South Sudan’s president signed a peace deal on Wednesday to end a 20-month conflict with rebels, but he told regional African leaders at the ceremony that he still had “serious reservations.”
President Salva Kiir, who has led South Sudan since it seceded from Sudan in 2011, last week asked for more time for consultations, drawing threats of United Nations’ sanctions if he failed to ink it within a two-week deadline, Reuters reported.
“With all those reservations that we have, we will sign this document,” he told African leaders gathered in Juba for the ceremony, speaking shortly before he signed.
Rebel leader Riek Machar, Kiir’s long-time rival who is expected to become the country’s First Vice President under the deal, signed the document last week in the Ethiopian capital.

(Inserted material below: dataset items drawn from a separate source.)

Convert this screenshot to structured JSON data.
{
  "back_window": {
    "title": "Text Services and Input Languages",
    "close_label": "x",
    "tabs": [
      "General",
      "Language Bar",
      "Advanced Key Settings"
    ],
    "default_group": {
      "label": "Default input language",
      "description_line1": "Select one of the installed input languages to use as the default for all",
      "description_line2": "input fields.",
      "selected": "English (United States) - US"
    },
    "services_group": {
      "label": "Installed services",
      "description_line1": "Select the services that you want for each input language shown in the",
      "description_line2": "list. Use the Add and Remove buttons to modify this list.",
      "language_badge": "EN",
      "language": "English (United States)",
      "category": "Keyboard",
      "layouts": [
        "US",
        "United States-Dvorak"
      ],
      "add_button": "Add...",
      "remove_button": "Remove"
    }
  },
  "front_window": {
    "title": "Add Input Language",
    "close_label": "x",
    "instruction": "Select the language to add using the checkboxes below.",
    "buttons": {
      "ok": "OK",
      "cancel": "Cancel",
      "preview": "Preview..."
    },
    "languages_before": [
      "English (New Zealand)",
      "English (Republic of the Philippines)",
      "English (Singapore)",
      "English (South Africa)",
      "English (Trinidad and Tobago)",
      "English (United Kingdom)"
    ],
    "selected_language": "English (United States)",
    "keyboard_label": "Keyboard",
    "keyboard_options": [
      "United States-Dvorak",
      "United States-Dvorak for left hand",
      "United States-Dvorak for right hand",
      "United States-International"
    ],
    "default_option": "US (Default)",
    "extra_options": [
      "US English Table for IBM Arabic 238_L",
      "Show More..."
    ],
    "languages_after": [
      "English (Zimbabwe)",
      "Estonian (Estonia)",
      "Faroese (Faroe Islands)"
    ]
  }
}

UN chief Ban Ki-moon welcomed the signing of the peace deal, but his spokesman noted in a statement that it must be implemented.
“Now is the time to ensure that this agreement translates into an end to the violence, hardship and horrific human rights violations witnessed throughout this conflict,” the statement said.
Thousands of people have been killed since the conflict erupted in December 2013 after a power struggle between Machar, an ethnic Nuer, and Kiir, from the dominant Dinka group. The fighting has increasingly followed ethnic lines, unsettling an already volatile region.
Many of the 11 million population had been driven to the brink of starvation and two million people have fled their homes, often to neighbouring states.